Peak season for the snowbirds heading south on the intracoastal waterway has become a log jam. (The canal is so near to my neighborhood that on calm mornings in winter I can hear the tugboat radios and the coxswains calling out cadence over megaphones to the crew boats that row the canal). Unfortunately one of the four valves that allow water to move in and out of the locks has become stuck. There is no easy repair when the valve is a 10 foot by 12 foot piece of metal located beneath the waterline. To even get to the site of the problem will involve designing, bidding out and constructing a coffer dam.
The locks normally open and allow passage on the hour, up to 24 times a day. With the stuck valve passage might be possible once or twice a day, only at low tide when the wind is mild enough to allow the water on the river side to be level with the water on the canal side. The southern end of the river is crowded with boats, as is Craford Bay in Portsmouth. The snowbirds may be delayed slightly in reaching the sunshine and warmth of the Caribbean.
There are two alternate routes south. The Dismal Swamp Canal is scenic, but narrow and shallow. The offshore route is proving difficult with the coast guard responding to calls for assistance from four boats in the Atlantic over the last 24 hours.
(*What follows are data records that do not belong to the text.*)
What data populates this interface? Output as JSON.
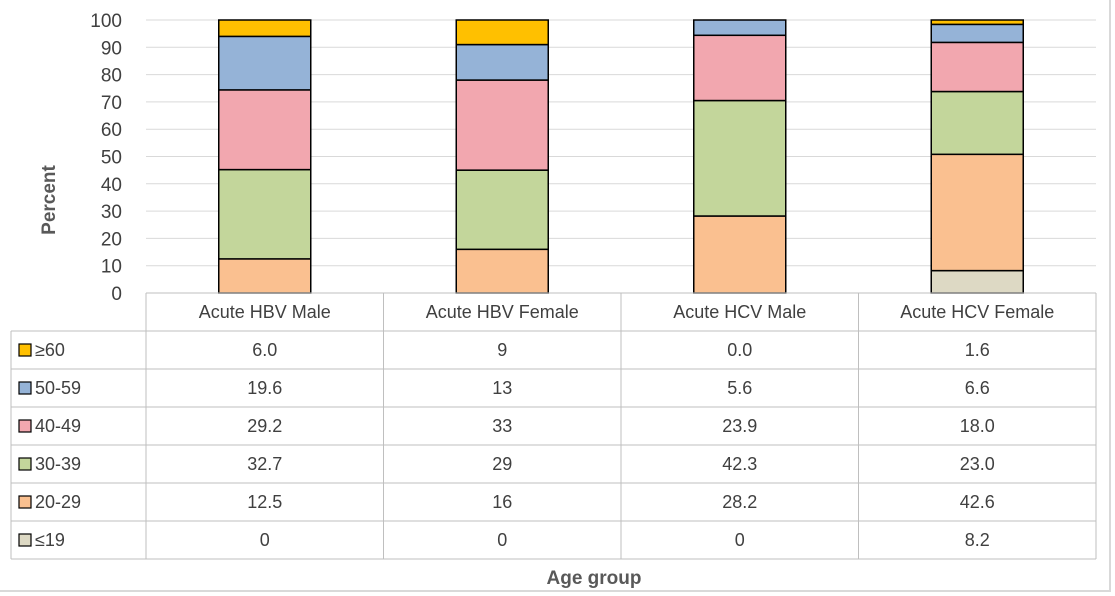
{
  "chart_data": {
    "type": "bar",
    "stacked": true,
    "categories": [
      "Acute HBV Male",
      "Acute HBV Female",
      "Acute HCV Male",
      "Acute HCV Female"
    ],
    "series": [
      {
        "name": "≤19",
        "values": [
          "0",
          "0",
          "0",
          "8.2"
        ],
        "color": "#ddd9c4"
      },
      {
        "name": "20-29",
        "values": [
          "12.5",
          "16",
          "28.2",
          "42.6"
        ],
        "color": "#fac090"
      },
      {
        "name": "30-39",
        "values": [
          "32.7",
          "29",
          "42.3",
          "23.0"
        ],
        "color": "#c3d69b"
      },
      {
        "name": "40-49",
        "values": [
          "29.2",
          "33",
          "23.9",
          "18.0"
        ],
        "color": "#f2a7af"
      },
      {
        "name": "50-59",
        "values": [
          "19.6",
          "13",
          "5.6",
          "6.6"
        ],
        "color": "#95b3d7"
      },
      {
        "name": "≥60",
        "values": [
          "6.0",
          "9",
          "0.0",
          "1.6"
        ],
        "color": "#ffc000"
      }
    ],
    "table_row_order": [
      "≥60",
      "50-59",
      "40-49",
      "30-39",
      "20-29",
      "≤19"
    ],
    "xlabel": "Age group",
    "ylabel": "Percent",
    "ylim": [
      0,
      100
    ],
    "yticks": [
      "0",
      "10",
      "20",
      "30",
      "40",
      "50",
      "60",
      "70",
      "80",
      "90",
      "100"
    ],
    "grid": true,
    "legend_placement": "data table"
  }
}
Before heading to Chestertown for the downrigging I replaced the bunk supports on Spartina's trailer. All four supports were heavily corroded, two of the cracked. I also notice the leaf springs and axle brackets were heavy with rust. My winter work, along with sanding and repainting Spartina's hull, will include rebuilding the trailer. Between sanding, painting and trailer work, it should be a busy winter.